On aurait pu croire que la situation ne pouvait pas empirer, mais si : le 1er Août, on apprend qu'Atos va céder à Daniel Kretinsky ses activités historiques (c'est à dire principalement l'infogérance) lesquelles sont regroupées sous le nom de Tech Foundations.

Ce qu'il reste d'Atos se rebaptisera Eviden et se recentrera sur les activités les plus rentables du groupe, en particulier la cybersécurité. 

Outre le caractère scandaleux de cette vente ( comme le démontre le blog Atos.bourse et d'autres journaux, Kretinsky est en fait payé 900 millions d'euros pour reprendre cette entreprise), des voix s'élèvent du côté du monde politique, sachant par exemple que la partie super-ordinateurs d'Atos participe aux calculs de simulation des essais nucléaires de l'armée française. De manière générale, Atos est extrêmement engagé dans un grand nombre de sujets (tels que l'organisation informatique des jeux olympiques). 

A ce moment-là, l'affaire Atos a quitté l'arène du monde boursier pour devenir un sujet politique. 

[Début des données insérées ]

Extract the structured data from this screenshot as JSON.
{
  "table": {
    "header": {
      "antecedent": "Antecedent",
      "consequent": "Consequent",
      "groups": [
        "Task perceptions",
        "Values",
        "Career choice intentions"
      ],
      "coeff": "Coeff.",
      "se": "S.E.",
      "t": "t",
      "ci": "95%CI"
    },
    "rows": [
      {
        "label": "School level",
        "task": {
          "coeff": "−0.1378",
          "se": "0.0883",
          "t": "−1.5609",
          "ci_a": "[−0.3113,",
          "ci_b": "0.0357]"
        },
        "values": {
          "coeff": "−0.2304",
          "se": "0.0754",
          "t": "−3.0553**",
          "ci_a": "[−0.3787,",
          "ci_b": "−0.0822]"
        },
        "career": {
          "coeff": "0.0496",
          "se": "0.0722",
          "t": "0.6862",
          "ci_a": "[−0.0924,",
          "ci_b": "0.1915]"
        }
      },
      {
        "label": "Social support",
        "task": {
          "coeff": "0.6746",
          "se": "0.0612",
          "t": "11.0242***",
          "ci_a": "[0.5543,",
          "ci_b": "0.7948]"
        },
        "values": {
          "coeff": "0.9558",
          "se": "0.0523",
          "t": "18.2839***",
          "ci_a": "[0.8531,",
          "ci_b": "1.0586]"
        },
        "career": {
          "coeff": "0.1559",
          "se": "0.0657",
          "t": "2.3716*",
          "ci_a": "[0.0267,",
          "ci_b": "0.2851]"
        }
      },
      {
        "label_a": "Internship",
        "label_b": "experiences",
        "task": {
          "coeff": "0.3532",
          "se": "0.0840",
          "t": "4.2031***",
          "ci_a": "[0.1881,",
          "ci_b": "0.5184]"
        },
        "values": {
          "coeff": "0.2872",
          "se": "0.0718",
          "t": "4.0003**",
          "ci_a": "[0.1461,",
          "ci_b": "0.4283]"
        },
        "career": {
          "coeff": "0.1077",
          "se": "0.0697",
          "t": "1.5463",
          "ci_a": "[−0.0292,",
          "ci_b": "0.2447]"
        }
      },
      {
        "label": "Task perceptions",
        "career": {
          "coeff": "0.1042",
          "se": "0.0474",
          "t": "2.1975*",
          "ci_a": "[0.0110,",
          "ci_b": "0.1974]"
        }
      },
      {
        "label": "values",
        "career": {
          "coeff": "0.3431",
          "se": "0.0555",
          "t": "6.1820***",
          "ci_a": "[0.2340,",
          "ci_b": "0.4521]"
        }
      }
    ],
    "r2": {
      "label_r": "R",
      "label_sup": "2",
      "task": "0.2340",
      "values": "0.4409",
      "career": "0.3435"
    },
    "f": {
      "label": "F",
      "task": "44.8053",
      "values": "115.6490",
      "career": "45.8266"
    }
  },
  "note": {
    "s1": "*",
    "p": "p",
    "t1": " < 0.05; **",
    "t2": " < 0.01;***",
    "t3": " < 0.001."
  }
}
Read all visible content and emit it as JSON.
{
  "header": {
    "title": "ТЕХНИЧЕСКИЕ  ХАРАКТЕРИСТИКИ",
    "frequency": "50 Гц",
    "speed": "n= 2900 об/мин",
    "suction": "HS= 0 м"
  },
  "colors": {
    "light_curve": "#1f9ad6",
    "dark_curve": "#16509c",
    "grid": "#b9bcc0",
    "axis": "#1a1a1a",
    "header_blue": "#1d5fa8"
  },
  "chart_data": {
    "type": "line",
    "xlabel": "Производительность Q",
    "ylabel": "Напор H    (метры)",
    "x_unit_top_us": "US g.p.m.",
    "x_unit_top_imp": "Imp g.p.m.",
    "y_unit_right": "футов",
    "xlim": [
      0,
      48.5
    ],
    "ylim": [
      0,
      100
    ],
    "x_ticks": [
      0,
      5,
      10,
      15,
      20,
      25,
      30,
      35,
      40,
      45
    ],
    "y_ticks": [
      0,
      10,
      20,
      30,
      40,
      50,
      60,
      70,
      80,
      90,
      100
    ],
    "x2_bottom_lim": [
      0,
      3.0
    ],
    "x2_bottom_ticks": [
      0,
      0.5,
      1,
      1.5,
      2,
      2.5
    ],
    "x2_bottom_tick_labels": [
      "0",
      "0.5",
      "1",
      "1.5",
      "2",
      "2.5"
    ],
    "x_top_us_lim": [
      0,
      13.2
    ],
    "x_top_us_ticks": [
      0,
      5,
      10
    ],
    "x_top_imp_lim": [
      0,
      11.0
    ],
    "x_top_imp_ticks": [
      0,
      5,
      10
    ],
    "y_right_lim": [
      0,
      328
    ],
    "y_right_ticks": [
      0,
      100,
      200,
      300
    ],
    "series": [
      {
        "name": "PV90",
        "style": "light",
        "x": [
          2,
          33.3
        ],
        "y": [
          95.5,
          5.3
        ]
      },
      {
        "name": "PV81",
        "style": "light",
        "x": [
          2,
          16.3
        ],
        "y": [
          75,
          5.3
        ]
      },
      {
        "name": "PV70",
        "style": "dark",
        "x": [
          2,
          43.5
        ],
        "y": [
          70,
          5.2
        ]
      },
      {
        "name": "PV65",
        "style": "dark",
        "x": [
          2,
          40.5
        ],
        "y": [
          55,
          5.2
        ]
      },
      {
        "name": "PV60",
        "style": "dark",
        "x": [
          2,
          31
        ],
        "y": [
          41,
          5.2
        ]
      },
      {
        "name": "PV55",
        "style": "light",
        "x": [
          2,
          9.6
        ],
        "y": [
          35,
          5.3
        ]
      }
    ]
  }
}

C'est donc en creusant le sujet que j'ai appris les informations qui m'ont le plus énervé : 

  • Bertrand Meunier, le richissime homme d'affaires (sa fortune est estimée à plus de 500 millions d'euros) est un exilé fiscal à Londres où il ne manque jamais une occasion de traiter les français de fainéants. Il gère beaucoup mieux sa fortune que les destinées d'Atos mais ne souhaite pas pour autant laisser la main à plus compétent que lui. Il s'est arrangé pour évincer René Proglio qui ne voulait pas de la vente à Kretinsky pour organiser l'assemblée générale pendant un de ses voyages. Tous les administrateurs qui ne coopèrent pas sont méthodiquement éjectés du conseil d'administration
  • Meunier n'est pas seulement une crapule, c'est aussi une girouette : il change complètement de stratégie d'une année sur l'autre. Il était prêt en 2021 à racheter DXC pour 10 milliards de dollars et à peine 2 ans plus tard, il fait un chèque d'un milliard à Kretinsky pour se séparer complètement de l'infogérance. Ce type navigue à vue et n'a absolument aucune stratégie. 

  • Meunier n'est pas seulement une crapule, une girouette et un leader sans idées, il est aussi lâche : après avoir soutenu sans réserve l'action de Breton, il s'en est désolidarisé ces dernières semaines en essayant de lui faire passer la responsabilité de la situation actuelle. Ce en quoi, il n'a malheureusement pas tout à fait tort. 
  • On passe totalement sous silence la culpabilité de Thierry Breton, aujourd'hui commissaire aux affaires européennes, qui est l'un des principaux coupables de cette affaire. L'article du Monde décrit comment Thierry Breton, au sortir d'un poste de ministre sous Chirac, n'avait pris la direction d'Atos que pour satisfaire son ego démesuré. L'objectif était clairement de faire d'Atos un leader mondial, ce qui explique en partie la boulimie d'acquisitions qui s'en est suivie et qui a trouvé son apogée lorsque Atos est rentré au CAC40 en Mars 2017. Bien entendu, Breton a cédé toutes ses actions Atos (et Worldline) au plus haut en 2019, soi-disant afin de ne pas être accusé de conflit d'intérêt.
    Dernier exemple en date : la vente de la société Unity au canadien Mitel : cette vente, entérinée début Octobre s'est faite très probablement à une valeur négative. En tout cas, il n'y a eu aucune communication sur le prix, ce qui est un signal négatif pour Atos. 
    Cette société, comme TOUTES les sociétés achetées par Breton, a été en décroissance après son acquisition.